WILMINGTON, DE—The nation looked on in reverence Friday as 20,000 citizens were decapitated, dismembered, and burned alive in the name of Corporate America, continuing the age-old annual rite to ensure bounteous profits in the coming fiscal year.

"Corporate America has always provided us with plenty," said High Priest James N. Cahill, who opened the ceremony by plunging the horn of a bull into a fair-haired child's abdomen and using the freshly spilled blood to write the current value of the Dow Jones Industrial Average upon sacred parchment. "JPMorgan Chase, General Electric, and all in the great pantheon of publicly traded entities will continue to watch over us so long as we appease them each year with human lives."

"The prophecies are clear," Cahill continued. "As we utter the hallowed incantations and make our humble sacrifices of flesh, so shall the shelves of retailers overflow with the most desirable consumer products."

The blood offering follows last week's Feast of Increasing Market Values, a yearly celebration during which Americans gather with their families under the second Q4 full moon to give thanks to corporations and to pray for cash dividends during the holiday shopping season.

The grand foyer of one of the nation's great corporate overlords, to whom tribute was bountifully paid this week.

In accordance with tradition, Friday's ritual—hosted this year by the Greater Wilmington Convention Center—included stonings in honor of Monsanto, the drowning of elders on behalf of Ford, and live flayings in the name of Whole Foods.

"A joyful noise filled the hall as the priest pulled the first virgin's heart from her chest and recited the ancient, mystical section 102(a)(3) of the Delaware General Corporation Law," said 44-year-old disciple David Infantes, recalling the blasts from plastic horns donated by Wells Fargo that accompanied a young girl's lifeless body rolling down the altar steps. "In that moment, I pledged my soul anew to our blessed Corporate Overlords, increasing profits be upon them."

By many accounts, the highlight of the evening took place when the 500 Shareholder Guardians, wearing robes adorned with logos of the nation's top-ranked businesses and chanting optimistic revenue projections, used their companies' balance sheets to ignite the alcohol-soaked vestments of the "cursèd and damnable" children born the day Lehman Brothers collapsed.

"To quick profits on high-risk, short-term investments of other people's money!" the assembled masses shouted in unison. "Quick and easy profits for all eternity!"

The ceremony drew to a close as the High Priest bathed in the accumulated blood on the altar and cleansed himself in the Font of Gross Receipts, symbolically rinsing the corporate world of undesirable red ink and granting it immunity from disclosure of negative earnings.

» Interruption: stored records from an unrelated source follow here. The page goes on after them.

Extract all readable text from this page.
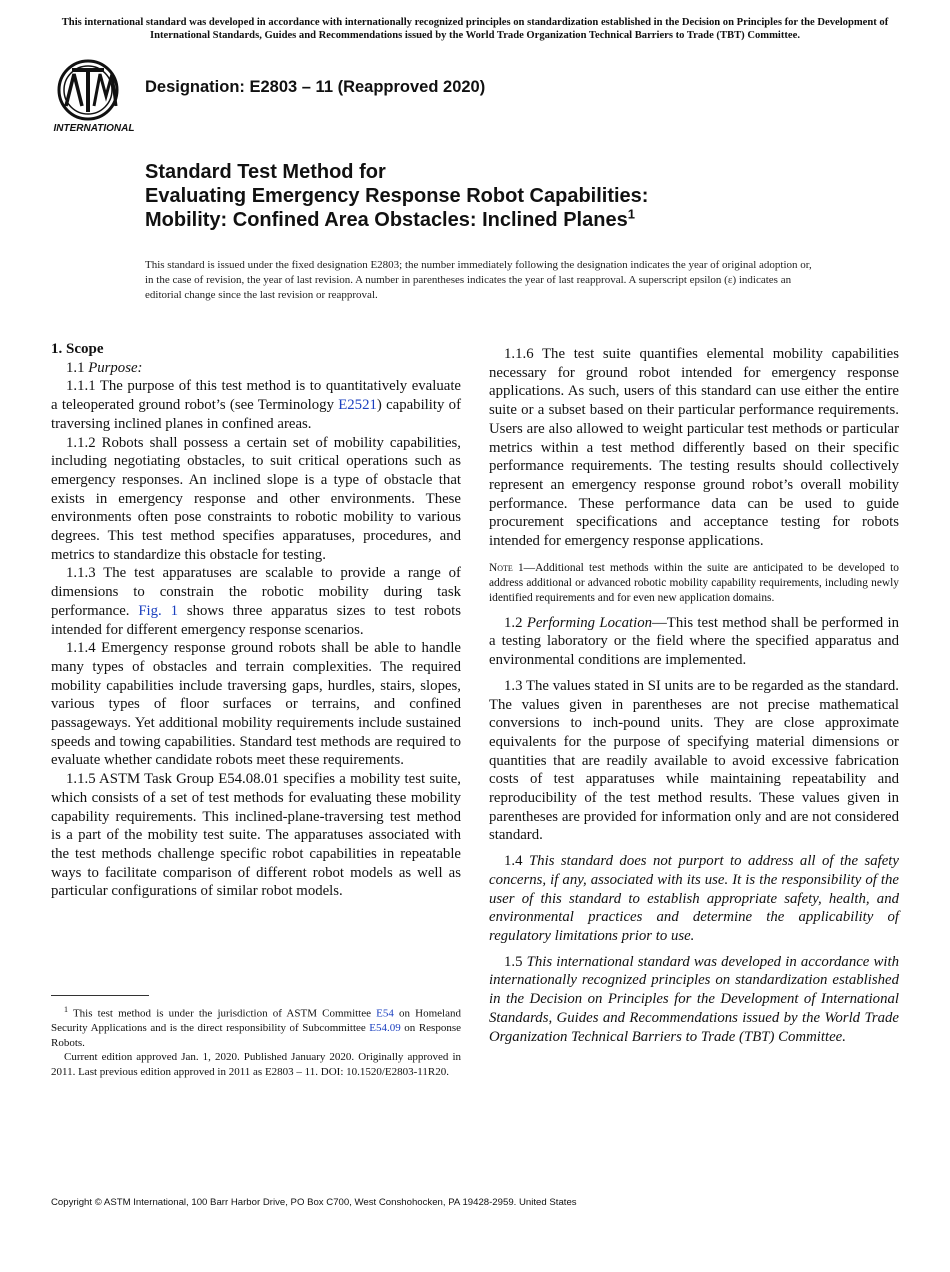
This international standard was developed in accordance with internationally recognized principles on standardization established in the Decision on Principles for the Development of International Standards, Guides and Recommendations issued by the World Trade Organization Technical Barriers to Trade (TBT) Committee.
INTERNATIONAL
Designation: E2803 – 11 (Reapproved 2020)
Standard Test Method for
Evaluating Emergency Response Robot Capabilities:
Mobility: Confined Area Obstacles: Inclined Planes$^1$
This standard is issued under the fixed designation E2803; the number immediately following the designation indicates the year of original adoption or, in the case of revision, the year of last revision. A number in parentheses indicates the year of last reapproval. A superscript epsilon (ε) indicates an editorial change since the last revision or reapproval.

1. Scope

1.1 Purpose:

1.1.1 The purpose of this test method is to quantitatively evaluate a teleoperated ground robot’s (see Terminology E2521) capability of traversing inclined planes in confined areas.

1.1.2 Robots shall possess a certain set of mobility capabilities, including negotiating obstacles, to suit critical operations such as emergency responses. An inclined slope is a type of obstacle that exists in emergency response and other environments. These environments often pose constraints to robotic mobility to various degrees. This test method specifies apparatuses, procedures, and metrics to standardize this obstacle for testing.

1.1.3 The test apparatuses are scalable to provide a range of dimensions to constrain the robotic mobility during task performance. Fig. 1 shows three apparatus sizes to test robots intended for different emergency response scenarios.

1.1.4 Emergency response ground robots shall be able to handle many types of obstacles and terrain complexities. The required mobility capabilities include traversing gaps, hurdles, stairs, slopes, various types of floor surfaces or terrains, and confined passageways. Yet additional mobility requirements include sustained speeds and towing capabilities. Standard test methods are required to evaluate whether candidate robots meet these requirements.

1.1.5 ASTM Task Group E54.08.01 specifies a mobility test suite, which consists of a set of test methods for evaluating these mobility capability requirements. This inclined-plane-traversing test method is a part of the mobility test suite. The apparatuses associated with the test methods challenge specific robot capabilities in repeatable ways to facilitate comparison of different robot models as well as particular configurations of similar robot models.

$^1$ This test method is under the jurisdiction of ASTM Committee E54 on Homeland Security Applications and is the direct responsibility of Subcommittee E54.09 on Response Robots.

Current edition approved Jan. 1, 2020. Published January 2020. Originally approved in 2011. Last previous edition approved in 2011 as E2803 – 11. DOI: 10.1520/E2803-11R20.

1.1.6 The test suite quantifies elemental mobility capabilities necessary for ground robot intended for emergency response applications. As such, users of this standard can use either the entire suite or a subset based on their particular performance requirements. Users are also allowed to weight particular test methods or particular metrics within a test method differently based on their specific performance requirements. The testing results should collectively represent an emergency response ground robot’s overall mobility performance. These performance data can be used to guide procurement specifications and acceptance testing for robots intended for emergency response applications.

Note 1—Additional test methods within the suite are anticipated to be developed to address additional or advanced robotic mobility capability requirements, including newly identified requirements and for even new application domains.

1.2 Performing Location—This test method shall be performed in a testing laboratory or the field where the specified apparatus and environmental conditions are implemented.

1.3 The values stated in SI units are to be regarded as the standard. The values given in parentheses are not precise mathematical conversions to inch-pound units. They are close approximate equivalents for the purpose of specifying material dimensions or quantities that are readily available to avoid excessive fabrication costs of test apparatuses while maintaining repeatability and reproducibility of the test method results. These values given in parentheses are provided for information only and are not considered standard.

1.4 This standard does not purport to address all of the safety concerns, if any, associated with its use. It is the responsibility of the user of this standard to establish appropriate safety, health, and environmental practices and determine the applicability of regulatory limitations prior to use.

1.5 This international standard was developed in accordance with internationally recognized principles on standardization established in the Decision on Principles for the Development of International Standards, Guides and Recommendations issued by the World Trade Organization Technical Barriers to Trade (TBT) Committee.

Copyright © ASTM International, 100 Barr Harbor Drive, PO Box C700, West Conshohocken, PA 19428-2959. United States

Though the ceremony's origins are shrouded in mystery, most scholars agree on its historical success, noting that the yearly killings have coincided with an exponential growth in corporate earnings over the past two centuries. Recently, however, some high-profile academics have suggested the practice is flawed, citing the recent economic malaise as evidence.

"We're stuck in the Dark Ages if we still believe some elaborately choreographed, archaic ritual has any impact on today's dynamic multinational corporations," New York University professor Nouriel Roubini said on CNBC this week. "If we really want Corporate America to restore our prosperity, then we have to own up to the facts, face reality, and kill every last one of our firstborn sons with our own bare hands."

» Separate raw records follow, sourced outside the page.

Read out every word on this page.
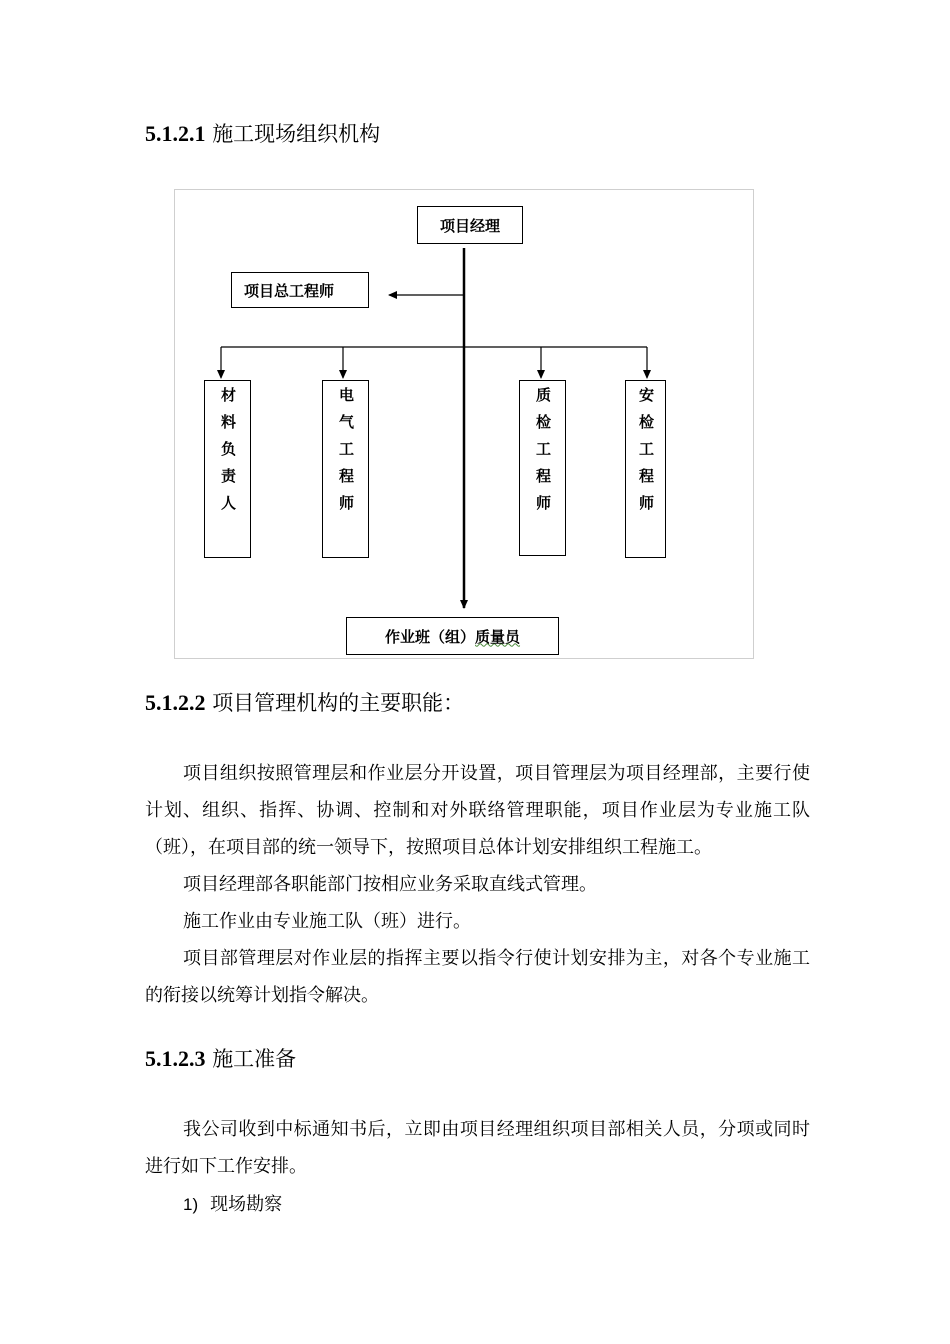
5.1.2.1 施工现场组织机构
项目经理
项目总工程师
材料负责人	电气工程师	质检工程师	安检工程师
作业班（组） 质量员
5.1.2.2 项目管理机构的主要职能：
项目组织按照管理层和作业层分开设置，项目管理层为项目经理部，主要行使计划、组织、指挥、协调、控制和对外联络管理职能，项目作业层为专业施工队（班），在项目部的统一领导下，按照项目总体计划安排组织工程施工。
项目经理部各职能部门按相应业务采取直线式管理。
施工作业由专业施工队（班）进行。
项目部管理层对作业层的指挥主要以指令行使计划安排为主，对各个专业施工的衔接以统筹计划指令解决。
5.1.2.3 施工准备
我公司收到中标通知书后，立即由项目经理组织项目部相关人员，分项或同时进行如下工作安排。
1) 现场勘察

"It was a great honor for my daughter to be chosen by a company as esteemed as Best Buy," said ceremony attendee Mark Granaldi, who, as a family member of one of the sacrificed, received a complimentary gift bag that included Crest whitening strips, a $25 Hess gas card, Old Navy board shorts, and a tote bag bearing the trademark of Merck. "Just as the flames rose from her body toward heaven, so too shall Best Buy's stock price climb ever higher."

At press time, Corporate America had conferred upon its devout followers the blessings of several new Doritos flavors and a sacred promise to release a deluxe unrated edition of Salt, starring Angelina Jolie, on Blu-ray.